放送室の静寂が、いつもより深く感じられた。窓の外では雨が降っている。その音すら遠い。ここは防音の部屋だ。外の音は入ってこない。代わりに、中の声はどこにも出ていかない。
この部屋の中で交わした言葉は、この部屋の中にだけ残る。
だから言えたのかもしれない。俺が音羽の声を読み取っていたこと。音羽が俺の声を聴いていたこと。教室では絶対に出てこない言葉だ。
「……ここでだけは、ですね」
音羽がぽつりと言った。
「ここでだけは、正直でいられます。声が」
俺は頷いた。言葉にする代わりに。
この場所は、俺たちにとって安全地帯だ。防音の壁が外の世界を遮断して、中にいる二人だけの声を守っている。

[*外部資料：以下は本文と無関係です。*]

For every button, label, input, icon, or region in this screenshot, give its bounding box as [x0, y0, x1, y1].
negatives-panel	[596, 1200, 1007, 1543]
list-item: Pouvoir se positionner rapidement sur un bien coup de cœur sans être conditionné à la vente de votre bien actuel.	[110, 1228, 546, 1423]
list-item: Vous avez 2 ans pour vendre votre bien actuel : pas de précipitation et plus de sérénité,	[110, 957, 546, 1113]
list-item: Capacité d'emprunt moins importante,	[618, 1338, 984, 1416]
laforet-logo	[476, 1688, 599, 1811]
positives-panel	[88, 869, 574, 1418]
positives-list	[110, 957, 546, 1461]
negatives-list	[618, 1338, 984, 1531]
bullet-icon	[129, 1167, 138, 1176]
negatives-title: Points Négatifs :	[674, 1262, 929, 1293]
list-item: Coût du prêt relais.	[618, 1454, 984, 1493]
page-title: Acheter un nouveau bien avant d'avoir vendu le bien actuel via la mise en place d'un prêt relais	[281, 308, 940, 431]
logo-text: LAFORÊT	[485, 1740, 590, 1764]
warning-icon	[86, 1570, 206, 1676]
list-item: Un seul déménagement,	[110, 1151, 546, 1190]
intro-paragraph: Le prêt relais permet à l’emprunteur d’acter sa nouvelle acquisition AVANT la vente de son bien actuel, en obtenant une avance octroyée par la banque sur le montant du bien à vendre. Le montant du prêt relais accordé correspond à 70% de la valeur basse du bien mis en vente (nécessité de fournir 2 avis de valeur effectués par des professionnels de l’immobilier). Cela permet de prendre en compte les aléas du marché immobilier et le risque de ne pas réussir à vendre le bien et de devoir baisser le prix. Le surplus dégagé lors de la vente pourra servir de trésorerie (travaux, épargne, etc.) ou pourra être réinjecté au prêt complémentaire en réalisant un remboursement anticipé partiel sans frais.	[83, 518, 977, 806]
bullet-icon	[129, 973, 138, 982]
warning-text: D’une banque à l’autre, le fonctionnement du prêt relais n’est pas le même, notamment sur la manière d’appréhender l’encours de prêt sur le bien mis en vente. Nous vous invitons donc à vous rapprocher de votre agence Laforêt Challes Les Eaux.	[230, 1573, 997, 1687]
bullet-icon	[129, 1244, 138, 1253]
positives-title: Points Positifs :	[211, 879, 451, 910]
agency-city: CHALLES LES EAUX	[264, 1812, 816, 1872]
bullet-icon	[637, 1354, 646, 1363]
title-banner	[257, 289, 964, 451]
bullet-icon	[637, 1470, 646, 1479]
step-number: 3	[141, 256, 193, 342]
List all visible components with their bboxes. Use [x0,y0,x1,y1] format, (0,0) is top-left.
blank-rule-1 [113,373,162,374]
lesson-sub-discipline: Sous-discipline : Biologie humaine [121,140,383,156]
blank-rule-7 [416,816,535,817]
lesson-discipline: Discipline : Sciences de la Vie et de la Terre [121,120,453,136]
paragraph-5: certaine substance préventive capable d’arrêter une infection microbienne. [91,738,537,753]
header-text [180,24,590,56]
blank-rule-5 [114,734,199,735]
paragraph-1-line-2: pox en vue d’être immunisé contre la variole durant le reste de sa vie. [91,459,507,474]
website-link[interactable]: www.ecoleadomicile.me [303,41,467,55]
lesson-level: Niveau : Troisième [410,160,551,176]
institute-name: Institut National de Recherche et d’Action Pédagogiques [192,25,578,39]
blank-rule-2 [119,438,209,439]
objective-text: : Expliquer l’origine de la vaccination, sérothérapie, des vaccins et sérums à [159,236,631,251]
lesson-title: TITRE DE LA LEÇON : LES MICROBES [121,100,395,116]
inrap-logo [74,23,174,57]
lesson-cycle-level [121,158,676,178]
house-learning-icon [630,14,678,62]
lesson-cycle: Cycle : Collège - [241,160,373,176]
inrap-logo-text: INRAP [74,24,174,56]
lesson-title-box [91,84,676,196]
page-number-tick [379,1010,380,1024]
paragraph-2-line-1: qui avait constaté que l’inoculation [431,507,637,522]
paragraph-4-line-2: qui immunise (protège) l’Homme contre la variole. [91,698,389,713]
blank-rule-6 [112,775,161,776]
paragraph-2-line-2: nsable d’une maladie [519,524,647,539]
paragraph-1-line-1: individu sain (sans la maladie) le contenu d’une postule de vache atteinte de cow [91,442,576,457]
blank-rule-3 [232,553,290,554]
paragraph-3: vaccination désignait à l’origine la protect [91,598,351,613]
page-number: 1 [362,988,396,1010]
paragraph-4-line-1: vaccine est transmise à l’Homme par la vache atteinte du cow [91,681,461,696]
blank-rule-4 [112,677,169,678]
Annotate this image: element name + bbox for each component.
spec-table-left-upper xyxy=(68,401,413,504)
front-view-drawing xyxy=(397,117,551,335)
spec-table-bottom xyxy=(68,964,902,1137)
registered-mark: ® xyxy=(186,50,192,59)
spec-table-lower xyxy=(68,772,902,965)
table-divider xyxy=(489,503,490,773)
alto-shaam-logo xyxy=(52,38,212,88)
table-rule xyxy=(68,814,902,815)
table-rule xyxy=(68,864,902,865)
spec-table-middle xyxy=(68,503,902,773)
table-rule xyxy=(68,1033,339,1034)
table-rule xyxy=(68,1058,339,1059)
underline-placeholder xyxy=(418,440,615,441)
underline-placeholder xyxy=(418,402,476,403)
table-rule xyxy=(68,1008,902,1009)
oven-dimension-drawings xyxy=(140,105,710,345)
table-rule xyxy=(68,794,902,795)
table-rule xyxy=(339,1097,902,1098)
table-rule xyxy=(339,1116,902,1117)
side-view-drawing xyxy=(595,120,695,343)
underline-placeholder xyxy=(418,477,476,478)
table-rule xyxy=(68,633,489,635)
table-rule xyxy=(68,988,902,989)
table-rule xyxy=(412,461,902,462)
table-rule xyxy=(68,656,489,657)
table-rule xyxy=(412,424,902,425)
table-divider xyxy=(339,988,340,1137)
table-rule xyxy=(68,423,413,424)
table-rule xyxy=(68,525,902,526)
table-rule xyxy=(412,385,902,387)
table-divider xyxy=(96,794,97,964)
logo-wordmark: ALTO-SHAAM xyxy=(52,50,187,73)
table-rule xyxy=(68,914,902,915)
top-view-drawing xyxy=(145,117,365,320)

教室では他人。廊下ではすれ違うだけ。でも放送室のドアを開ければ、声のトーンで感情を読み合える距離に戻れる。
それは甘えなのかもしれない。放送室という殻に閉じこもっているだけだと言われたら、否定はできない。
でも今は、それでいい。
「来週の放送、何のテーマにしようか」
「考えてきました」
「また用意周到だな」
「……真白くんに褒められると、調子に乗ります」
「褒めてない。事実を言っただけだ」
「それを褒めると言うんだと思います」
音羽の声に、小さな笑みが混じっていた。声だけで分かる。顔は文庫本に隠れていて見えなかったけれど。
俺も自分の本に目を落とした。口元が緩んでいるのを隠すために。
……何をやっているんだ。
放送室のドアの向こうは、いつも通りの雨の校舎だ。廊下の喧騒。教室の五メートル。何も変わっていない。
でもこの部屋の中だけは。
紙をめくる音が、二つ。秒針の音。雨の遠い音。
それだけの空間が、なぜか世界で一番居心地がいいと感じている自分がいて。その理由を考えるのは、もう少し先でいいと、今日も自分に言い聞かせた。
声を聴く。声に聴かれる。それが同時に起きているとき、沈黙でさえ会話になる。